Like all genuine resistance movements, the Lebanese resistance, led by Hezbollah, was born as a reaction to occupation. And like all successful resistance movements, it draws its strength from the backing of the overwhelming majority of the occupied people.
Indeed Hezbollah is the product of not one but two occupations: those of Palestine and Lebanon. Today it is seen by most people in Lebanon not only as the force that ended Israeli occupation of most of the invaded Lebanese territories, but as the shield that defends Lebanon from future Israeli invasion and occupation.
Israeli tanks and tens of thousands of soldiers invaded Lebanon in 1982, besieging its capital Beirut for 90 days, and claiming the lives of thousands of people. The ostensible reason was to defeat the Palestinian resistance movement grouped under the Palestine Liberation Organisation led by Yasser Arafat. The PLO enjoyed the support of Palestinian refugees and many Lebanese nationalist and left organisations. The siege of Beirut was lifted following an international outcry.
However, Israel continued its occupation of large parts of southern Lebanon for another 18 years. The accompanying repression and humiliation suffered by the people, mostly Shia, inevitably produced popular opposition that gave rise to a nationwide Lebanese resistance movement, organised by nationalist, secular left and religious organisations. The latter were led by Amal, whose leader Nabih Berri is now the leader of Lebanon's parliament.

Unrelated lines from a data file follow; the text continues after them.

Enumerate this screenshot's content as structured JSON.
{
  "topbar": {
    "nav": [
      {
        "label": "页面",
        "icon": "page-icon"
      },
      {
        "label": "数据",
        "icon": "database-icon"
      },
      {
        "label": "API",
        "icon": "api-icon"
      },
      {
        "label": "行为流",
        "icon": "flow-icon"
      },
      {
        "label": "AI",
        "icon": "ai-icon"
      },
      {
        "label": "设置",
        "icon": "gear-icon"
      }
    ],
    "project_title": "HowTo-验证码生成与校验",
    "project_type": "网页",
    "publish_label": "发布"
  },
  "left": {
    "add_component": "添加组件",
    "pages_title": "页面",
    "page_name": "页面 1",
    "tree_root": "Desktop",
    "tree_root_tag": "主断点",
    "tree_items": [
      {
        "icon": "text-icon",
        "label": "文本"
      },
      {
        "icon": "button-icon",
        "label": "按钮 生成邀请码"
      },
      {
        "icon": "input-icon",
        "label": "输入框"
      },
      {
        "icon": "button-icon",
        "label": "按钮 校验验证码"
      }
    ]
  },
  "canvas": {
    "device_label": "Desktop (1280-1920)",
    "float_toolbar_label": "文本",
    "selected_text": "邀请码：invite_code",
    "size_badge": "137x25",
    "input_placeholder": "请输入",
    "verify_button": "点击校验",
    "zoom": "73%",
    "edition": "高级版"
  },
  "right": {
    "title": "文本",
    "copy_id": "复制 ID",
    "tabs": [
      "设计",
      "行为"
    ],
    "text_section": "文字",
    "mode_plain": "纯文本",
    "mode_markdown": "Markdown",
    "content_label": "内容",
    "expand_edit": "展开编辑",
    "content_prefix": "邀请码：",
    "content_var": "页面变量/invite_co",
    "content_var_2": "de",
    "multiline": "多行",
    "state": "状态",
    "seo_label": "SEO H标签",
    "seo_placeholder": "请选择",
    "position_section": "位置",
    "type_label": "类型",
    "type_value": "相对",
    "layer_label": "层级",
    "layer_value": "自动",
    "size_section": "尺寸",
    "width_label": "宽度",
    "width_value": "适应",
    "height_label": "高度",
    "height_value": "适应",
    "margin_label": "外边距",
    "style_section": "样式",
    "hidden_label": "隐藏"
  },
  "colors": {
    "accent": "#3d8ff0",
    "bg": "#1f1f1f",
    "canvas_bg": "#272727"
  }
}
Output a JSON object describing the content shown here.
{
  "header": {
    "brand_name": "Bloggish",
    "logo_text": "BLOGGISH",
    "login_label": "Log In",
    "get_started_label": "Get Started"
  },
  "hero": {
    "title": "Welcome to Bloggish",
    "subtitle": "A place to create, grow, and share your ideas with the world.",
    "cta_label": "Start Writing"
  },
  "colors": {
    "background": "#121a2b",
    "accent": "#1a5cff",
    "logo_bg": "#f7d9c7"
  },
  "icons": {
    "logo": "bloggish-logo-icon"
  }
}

Hezbollah evolved partly from within the ranks of Amal and was led by the young cleric Sheikh Hassan Nasrallah. Today, he has become a major political figure in the Middle East, enjoying the support of millions across the region. Hezbollah recently got involved in the war against the Syrian armed opposition near Lebanon's borders. Nasrallah declared that Hezbollah forces were fighting to defend their "strategic depth" and were part of the broad resistance to Israeli occupation and US-backed forces in Syria and the region.
Hezbollah's leadership made strong links with the people in the occupied villages and towns. Backed by Syria and Iran, it also built a broad front that gradually encompassed all Lebanon's religions and sects. Though the resistance in Lebanon is often described as Shia, the coalition of forces led by Hezbollah commands the support of major secular, Christian and Sunni leaders and groups. This is one of the main reasons why Hezbollah has developed into such a formidable force.
However, it is on the battlefields of southern Lebanon that Hezbollah has built its reputation. For the first time in the history of the Arab/Israeli conflict, a military force emerged that could not be defeated by US-backed Israeli forces.
Instead of bowing to Israeli and US pressure, the European Union should uphold legality and justice by recognising that resistance movements will not go away unless the reason for their emergence and strength disappears: namely, the Israeli occupation of Arab peoples and lands.